TruffleHog authentication

Default

The default authentication method for TruffleHog uses Google Oauth or Magic Links for user management. Administrators must add each user by email that should have dashboard access to the Users page.

SAML SSO

Authentication can be configured to be handled by a SAML SSO identity provider (IdP). When this option is enabled, the IdP is responsible for user management.

Okta Configuration

  1. Select “Create a new app integration” Create a new app integration
  2. Select a “SAML 2.0” app SAML 2.0
  3. Set your app name and app logo Application name
  4. Single Sign on URL → See Authentication page in TruffleHog dashboard ACS URL
  5. Single sign on URL → See Assertion Consumer Service (ACS) URL on Authentication page in TruffleHog dashboard
  6. Audience URI → Base URL for your TruffleHog deployment.
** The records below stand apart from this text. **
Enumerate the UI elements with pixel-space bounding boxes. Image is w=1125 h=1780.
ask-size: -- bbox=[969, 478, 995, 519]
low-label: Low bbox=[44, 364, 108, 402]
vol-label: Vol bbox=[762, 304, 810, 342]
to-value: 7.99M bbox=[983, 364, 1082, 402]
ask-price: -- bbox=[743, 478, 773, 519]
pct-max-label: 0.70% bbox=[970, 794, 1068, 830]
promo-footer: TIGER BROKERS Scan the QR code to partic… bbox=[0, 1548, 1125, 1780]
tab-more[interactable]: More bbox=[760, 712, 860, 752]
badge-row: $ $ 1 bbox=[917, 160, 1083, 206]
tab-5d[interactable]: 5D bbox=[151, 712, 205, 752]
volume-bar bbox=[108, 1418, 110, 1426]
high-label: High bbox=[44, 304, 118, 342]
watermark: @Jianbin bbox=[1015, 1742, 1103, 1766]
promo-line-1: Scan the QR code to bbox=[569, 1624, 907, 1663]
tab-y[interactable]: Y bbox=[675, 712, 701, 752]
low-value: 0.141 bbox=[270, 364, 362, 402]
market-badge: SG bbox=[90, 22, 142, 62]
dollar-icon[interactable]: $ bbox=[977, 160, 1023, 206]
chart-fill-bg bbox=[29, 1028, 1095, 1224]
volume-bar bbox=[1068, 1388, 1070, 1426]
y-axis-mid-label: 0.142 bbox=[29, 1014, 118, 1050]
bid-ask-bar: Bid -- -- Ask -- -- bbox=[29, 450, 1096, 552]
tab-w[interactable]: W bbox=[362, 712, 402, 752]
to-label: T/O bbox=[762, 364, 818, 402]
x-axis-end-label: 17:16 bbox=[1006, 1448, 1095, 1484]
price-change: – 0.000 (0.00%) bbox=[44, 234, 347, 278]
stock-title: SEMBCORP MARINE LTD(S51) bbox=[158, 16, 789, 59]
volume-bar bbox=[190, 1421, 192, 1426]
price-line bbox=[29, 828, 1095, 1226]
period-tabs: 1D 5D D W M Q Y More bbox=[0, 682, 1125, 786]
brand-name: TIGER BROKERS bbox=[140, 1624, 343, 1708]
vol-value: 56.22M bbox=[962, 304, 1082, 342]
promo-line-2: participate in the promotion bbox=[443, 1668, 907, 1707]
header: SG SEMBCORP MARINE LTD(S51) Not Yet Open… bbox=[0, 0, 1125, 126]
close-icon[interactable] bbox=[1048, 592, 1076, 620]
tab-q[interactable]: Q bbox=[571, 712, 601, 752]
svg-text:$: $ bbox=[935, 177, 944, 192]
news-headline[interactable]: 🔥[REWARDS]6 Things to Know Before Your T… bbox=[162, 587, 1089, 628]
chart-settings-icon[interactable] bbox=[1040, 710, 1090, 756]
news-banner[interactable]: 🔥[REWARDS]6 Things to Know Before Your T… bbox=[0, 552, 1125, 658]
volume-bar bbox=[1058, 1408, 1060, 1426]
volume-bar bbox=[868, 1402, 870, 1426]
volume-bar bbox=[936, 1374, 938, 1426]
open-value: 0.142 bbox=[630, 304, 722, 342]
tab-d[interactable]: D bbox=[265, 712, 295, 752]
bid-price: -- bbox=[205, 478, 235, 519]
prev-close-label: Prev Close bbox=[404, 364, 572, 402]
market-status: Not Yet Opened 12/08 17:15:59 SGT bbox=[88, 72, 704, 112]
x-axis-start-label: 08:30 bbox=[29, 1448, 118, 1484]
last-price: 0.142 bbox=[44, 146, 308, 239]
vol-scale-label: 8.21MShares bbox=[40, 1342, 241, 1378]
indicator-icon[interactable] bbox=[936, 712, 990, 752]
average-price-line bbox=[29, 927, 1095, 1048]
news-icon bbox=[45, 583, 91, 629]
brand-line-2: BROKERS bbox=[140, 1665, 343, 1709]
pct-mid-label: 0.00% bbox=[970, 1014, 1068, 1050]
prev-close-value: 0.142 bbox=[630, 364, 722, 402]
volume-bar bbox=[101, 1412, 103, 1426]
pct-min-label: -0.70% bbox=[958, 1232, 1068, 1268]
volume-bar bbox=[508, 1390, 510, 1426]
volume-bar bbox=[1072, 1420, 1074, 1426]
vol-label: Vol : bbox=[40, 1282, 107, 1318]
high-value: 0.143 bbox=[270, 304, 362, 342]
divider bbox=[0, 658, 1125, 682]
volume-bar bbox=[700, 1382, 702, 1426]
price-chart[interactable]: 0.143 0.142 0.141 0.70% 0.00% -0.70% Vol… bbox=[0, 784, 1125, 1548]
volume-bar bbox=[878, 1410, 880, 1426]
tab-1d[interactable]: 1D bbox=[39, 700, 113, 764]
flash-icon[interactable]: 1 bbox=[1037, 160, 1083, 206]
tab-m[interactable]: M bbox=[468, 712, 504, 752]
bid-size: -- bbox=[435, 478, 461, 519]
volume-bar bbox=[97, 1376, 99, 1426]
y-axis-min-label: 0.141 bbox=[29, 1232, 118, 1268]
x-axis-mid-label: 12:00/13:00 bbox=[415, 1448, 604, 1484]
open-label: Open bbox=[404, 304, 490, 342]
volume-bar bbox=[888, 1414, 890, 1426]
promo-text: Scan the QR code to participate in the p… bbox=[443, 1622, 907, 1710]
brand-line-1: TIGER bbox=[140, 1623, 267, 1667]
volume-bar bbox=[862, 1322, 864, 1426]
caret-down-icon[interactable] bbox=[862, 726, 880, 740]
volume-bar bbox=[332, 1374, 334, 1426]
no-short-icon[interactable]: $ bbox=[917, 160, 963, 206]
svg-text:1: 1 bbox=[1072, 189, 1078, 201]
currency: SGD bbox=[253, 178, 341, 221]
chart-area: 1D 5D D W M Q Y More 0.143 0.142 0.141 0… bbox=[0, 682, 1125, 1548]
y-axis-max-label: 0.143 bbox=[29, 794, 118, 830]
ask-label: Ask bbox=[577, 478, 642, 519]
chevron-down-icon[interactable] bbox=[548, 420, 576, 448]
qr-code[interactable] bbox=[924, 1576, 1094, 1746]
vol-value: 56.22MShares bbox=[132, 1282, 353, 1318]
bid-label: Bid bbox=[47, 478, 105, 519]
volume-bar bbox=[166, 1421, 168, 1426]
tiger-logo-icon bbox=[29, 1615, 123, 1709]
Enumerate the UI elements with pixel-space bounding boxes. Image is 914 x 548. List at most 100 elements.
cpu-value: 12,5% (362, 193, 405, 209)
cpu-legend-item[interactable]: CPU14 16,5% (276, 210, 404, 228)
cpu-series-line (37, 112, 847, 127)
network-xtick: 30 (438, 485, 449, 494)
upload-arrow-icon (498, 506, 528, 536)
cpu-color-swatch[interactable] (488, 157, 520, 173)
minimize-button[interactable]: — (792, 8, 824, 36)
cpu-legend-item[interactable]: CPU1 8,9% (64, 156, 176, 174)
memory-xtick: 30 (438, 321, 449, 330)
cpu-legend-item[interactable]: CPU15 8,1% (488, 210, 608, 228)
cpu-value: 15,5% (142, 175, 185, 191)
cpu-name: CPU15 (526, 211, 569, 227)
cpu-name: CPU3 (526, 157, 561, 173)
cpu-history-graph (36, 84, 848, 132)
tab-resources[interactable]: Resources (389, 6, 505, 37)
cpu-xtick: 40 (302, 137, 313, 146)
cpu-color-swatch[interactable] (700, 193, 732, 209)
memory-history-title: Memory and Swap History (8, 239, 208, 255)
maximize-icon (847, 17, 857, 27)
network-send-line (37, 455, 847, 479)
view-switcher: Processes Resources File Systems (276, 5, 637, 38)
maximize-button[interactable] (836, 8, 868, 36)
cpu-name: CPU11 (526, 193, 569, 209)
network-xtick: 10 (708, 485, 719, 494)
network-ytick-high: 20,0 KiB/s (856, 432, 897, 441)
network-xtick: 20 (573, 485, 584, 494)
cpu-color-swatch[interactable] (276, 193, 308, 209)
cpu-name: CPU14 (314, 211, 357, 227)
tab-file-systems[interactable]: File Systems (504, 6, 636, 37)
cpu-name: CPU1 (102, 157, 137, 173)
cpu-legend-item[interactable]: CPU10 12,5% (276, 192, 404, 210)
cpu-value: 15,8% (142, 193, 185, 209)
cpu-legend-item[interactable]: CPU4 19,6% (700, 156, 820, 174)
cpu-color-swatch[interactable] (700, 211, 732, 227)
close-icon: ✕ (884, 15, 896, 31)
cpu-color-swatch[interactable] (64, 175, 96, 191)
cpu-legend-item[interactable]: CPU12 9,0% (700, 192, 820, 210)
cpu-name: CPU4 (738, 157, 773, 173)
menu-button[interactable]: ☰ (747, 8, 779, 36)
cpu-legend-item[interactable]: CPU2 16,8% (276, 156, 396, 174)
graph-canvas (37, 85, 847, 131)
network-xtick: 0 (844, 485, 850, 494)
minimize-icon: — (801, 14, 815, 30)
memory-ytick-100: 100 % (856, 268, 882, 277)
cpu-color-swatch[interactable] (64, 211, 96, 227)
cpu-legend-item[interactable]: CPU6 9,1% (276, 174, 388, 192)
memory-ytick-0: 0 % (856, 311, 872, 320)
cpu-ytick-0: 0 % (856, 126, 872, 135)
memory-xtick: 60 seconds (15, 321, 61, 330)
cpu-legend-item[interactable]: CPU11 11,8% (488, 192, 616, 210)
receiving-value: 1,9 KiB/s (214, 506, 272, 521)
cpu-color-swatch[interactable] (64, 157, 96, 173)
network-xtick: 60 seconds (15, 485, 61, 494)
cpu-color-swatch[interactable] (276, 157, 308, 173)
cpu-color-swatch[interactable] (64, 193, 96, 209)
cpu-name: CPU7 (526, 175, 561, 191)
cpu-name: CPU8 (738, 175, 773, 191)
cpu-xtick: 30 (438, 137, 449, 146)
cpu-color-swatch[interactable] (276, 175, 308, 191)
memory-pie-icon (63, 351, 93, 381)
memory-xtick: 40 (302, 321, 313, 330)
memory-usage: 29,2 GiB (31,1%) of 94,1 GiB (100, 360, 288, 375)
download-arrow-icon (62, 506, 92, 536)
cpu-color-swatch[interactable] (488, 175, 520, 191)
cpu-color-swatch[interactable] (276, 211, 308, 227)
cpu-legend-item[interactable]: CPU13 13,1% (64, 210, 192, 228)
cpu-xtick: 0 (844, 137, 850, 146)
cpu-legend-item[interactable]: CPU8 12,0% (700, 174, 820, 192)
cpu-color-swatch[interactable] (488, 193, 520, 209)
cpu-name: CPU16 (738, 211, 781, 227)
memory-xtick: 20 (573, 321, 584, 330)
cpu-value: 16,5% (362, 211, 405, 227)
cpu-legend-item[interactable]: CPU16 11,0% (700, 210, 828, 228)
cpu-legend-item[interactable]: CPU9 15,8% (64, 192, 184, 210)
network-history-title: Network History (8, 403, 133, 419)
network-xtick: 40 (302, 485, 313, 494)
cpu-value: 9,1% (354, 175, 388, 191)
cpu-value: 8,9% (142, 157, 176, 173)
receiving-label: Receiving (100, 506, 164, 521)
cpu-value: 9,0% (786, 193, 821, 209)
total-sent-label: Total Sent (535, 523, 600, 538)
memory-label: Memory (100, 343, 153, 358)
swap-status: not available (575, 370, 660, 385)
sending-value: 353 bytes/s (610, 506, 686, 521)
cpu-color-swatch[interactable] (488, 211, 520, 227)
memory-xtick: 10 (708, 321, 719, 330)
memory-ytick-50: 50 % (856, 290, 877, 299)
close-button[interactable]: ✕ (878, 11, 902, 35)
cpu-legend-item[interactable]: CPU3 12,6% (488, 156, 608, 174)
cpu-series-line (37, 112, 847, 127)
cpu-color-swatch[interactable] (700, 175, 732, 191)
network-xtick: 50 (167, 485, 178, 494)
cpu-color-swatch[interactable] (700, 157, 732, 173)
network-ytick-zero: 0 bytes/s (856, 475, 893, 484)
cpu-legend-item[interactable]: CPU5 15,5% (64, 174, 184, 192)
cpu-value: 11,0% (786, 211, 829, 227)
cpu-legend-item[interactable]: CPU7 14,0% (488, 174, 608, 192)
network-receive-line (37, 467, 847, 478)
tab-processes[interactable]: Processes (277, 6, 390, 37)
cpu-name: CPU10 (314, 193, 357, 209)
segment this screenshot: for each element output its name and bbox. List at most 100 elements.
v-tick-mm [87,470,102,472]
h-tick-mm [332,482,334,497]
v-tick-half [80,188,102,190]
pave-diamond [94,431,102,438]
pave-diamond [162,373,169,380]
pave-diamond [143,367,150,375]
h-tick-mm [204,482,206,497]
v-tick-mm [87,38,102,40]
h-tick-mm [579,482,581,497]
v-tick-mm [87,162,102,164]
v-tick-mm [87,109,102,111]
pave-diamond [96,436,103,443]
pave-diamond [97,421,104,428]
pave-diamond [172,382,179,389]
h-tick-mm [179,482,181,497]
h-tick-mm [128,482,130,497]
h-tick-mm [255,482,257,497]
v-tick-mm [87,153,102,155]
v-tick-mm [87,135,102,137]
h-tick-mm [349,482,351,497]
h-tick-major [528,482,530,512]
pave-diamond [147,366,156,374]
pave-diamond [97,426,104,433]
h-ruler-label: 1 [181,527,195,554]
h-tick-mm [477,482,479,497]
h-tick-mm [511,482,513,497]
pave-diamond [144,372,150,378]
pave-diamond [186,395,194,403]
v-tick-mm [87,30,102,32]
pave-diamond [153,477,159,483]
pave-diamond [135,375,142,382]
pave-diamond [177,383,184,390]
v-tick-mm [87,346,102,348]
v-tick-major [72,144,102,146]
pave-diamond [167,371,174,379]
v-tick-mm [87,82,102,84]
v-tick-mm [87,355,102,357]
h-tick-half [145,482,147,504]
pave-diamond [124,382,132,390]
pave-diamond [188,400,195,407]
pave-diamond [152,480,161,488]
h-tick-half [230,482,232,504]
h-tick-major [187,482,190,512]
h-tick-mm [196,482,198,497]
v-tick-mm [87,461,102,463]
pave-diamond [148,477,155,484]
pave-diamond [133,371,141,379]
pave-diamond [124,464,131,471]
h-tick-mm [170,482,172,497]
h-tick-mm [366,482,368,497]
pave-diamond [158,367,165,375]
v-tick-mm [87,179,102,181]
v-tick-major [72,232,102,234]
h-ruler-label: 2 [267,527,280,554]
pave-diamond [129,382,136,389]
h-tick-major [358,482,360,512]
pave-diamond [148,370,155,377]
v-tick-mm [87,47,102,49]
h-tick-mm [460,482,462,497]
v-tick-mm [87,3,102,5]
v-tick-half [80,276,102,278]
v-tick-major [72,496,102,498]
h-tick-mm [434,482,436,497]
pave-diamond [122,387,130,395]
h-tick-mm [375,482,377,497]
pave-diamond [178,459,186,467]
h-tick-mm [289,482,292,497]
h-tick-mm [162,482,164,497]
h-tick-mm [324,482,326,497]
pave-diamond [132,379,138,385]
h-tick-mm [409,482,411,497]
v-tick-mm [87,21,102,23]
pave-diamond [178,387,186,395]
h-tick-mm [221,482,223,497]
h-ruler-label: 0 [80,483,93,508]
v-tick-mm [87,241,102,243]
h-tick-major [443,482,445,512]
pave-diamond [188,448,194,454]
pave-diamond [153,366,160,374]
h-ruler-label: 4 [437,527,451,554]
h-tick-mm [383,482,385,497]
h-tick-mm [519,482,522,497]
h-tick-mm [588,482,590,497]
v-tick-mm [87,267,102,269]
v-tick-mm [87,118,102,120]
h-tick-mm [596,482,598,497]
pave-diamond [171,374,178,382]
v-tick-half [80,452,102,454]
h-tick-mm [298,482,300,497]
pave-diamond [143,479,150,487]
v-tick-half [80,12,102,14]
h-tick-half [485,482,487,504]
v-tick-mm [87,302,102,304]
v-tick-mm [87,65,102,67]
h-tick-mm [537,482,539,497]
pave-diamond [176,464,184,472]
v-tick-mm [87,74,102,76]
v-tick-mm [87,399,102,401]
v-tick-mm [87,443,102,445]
For example, if your ACS URL is https://real-strong-chipmunk.c1.prod.trufflehog.org/saml/acs, your Audience URI will be https://real-strong-chipmunk.c1.prod.trufflehog.org
  7. Name ID Format → EmailAddress
  8. Add the following Attribute Statements
    1. email → user.email
    2. firstName → user.firstName
    3. lastName → user.lastName Okta SSO
  9. Complete setup
  10. Go to the new app admin page
  11. Go to Sign On tab
  12. Open “View SAML setup instructions” Okta SAML Setup
  13. Select the IDP metadata from the text box Okta Metadata
  14. Paste the metadata content into the metadata field on the Trufflehog authentication page

Azure Configuration

  1. Go to Enterprise Applications, and select “New Application” Azure SAML New Application
  2. Select “Create your own application” Azure SAML Create Application
  3. Enter the name of your application, and click Create
  4. Go to Single sign-on, and select SAML Azure SAML Select SAML
  5. Edit Basic SAML Configuration
    1. Set Identifier to Audience URI from Trufflehog Authentication Page
    2. Set Reply URL to ACS URL from Trufflehog Authentication Page
    3. Save
  6. Go back to Single sign-on, and copy the App Federation Metadata Url and paste the Metadata URL in Trufflehog Authentication Page Azure SAML Copy Federation Metadata
  7. Edit Attributes & Claims and add the following:
    1. username: user.mail
    2. email: user.mail
    3. firstName: user.givenName
    4. lastName: user.surname Azure SAML Add Claims
  8. Add users or groups to your application Azure SAML Add Users

Aditional Notes

  • If you are using an IdP that uses a subject that is unique for each session, add a ‘username’ attribute/claim that returns the user’s email address.